Our study has many strengths, including the prospective design with detailed data on patient, tumor, and breast characteristics at several time points. Since the guidelines are currently changing, recommending SLNB post-NACT, a similar study to our study and the SENTINA study [4] will be difficult to perform in the future. Possibly, access to breast MRI, could have been beneficial; however, axillary-MRI (provided a dedicated axillary protocol) has a minor role in axillary assessment [15]. Applicable to many imaging studies of the axilla, the lack of a standardized system of reporting findings (e.g., BI-RADS [30]) contributes to a wide variety of AUS test performance measures.
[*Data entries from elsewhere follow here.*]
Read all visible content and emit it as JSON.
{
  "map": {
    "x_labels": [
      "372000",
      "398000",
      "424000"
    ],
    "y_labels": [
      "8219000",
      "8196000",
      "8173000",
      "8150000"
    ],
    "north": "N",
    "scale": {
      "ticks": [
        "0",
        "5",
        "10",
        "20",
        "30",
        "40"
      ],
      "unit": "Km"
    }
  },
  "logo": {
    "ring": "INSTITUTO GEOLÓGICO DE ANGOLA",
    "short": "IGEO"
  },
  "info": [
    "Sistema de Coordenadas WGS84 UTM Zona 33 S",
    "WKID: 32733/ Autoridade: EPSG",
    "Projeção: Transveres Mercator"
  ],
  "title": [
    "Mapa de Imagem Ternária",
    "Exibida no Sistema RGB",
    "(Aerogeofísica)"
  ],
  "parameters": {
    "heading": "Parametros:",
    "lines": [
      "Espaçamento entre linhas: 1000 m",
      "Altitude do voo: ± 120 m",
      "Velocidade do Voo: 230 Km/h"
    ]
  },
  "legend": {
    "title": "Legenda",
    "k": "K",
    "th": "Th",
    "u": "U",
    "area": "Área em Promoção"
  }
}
To the best of the authors´ knowledge, no guidelines exist on a national or European level regarding assessment of abnormal/normal ALN. Another shortcoming is the incomplete data on ALN short-axis measures (used in the RECIST criteria [60]). Consequently, only a limited number of patients had data on long/short axis ratio, an established measure mirroring the shape of the ALN (round or elongated) [41]. At baseline, according to clinical routine, FNAC was used to verify abnormal ALN by AUS. However, core biopsy to the ALN is considered to have higher diagnostic accuracy and is currently introduced [61]. Selection bias should be briefly addressed; although many patients had a positive ALN at baseline due to NACT being a preferred treatment option for patients with cytology/pathology-verified ALN at baseline, an abnormal ALN-status by AUS was not an inclusion criterion, and the selection bias should thus be minor.

Conclusion

Prior to NACT, AUS could, to a large extent, correctly identify abnormal ALN, supporting the omission of SLNB pre-NACT. In contrast, AUS alone is not sufficient to determine remaining ALNM post-NACT, whereas tumor biomarkers at baseline are predictive of axillary-pCR. We found no difference in AUS performance according to BMI at any time point. Larger multi-center studies are needed to evaluate the performance of AUS post-NACT. Investigation of other imaging modalities for treatment evaluation post-NACT is encouraged.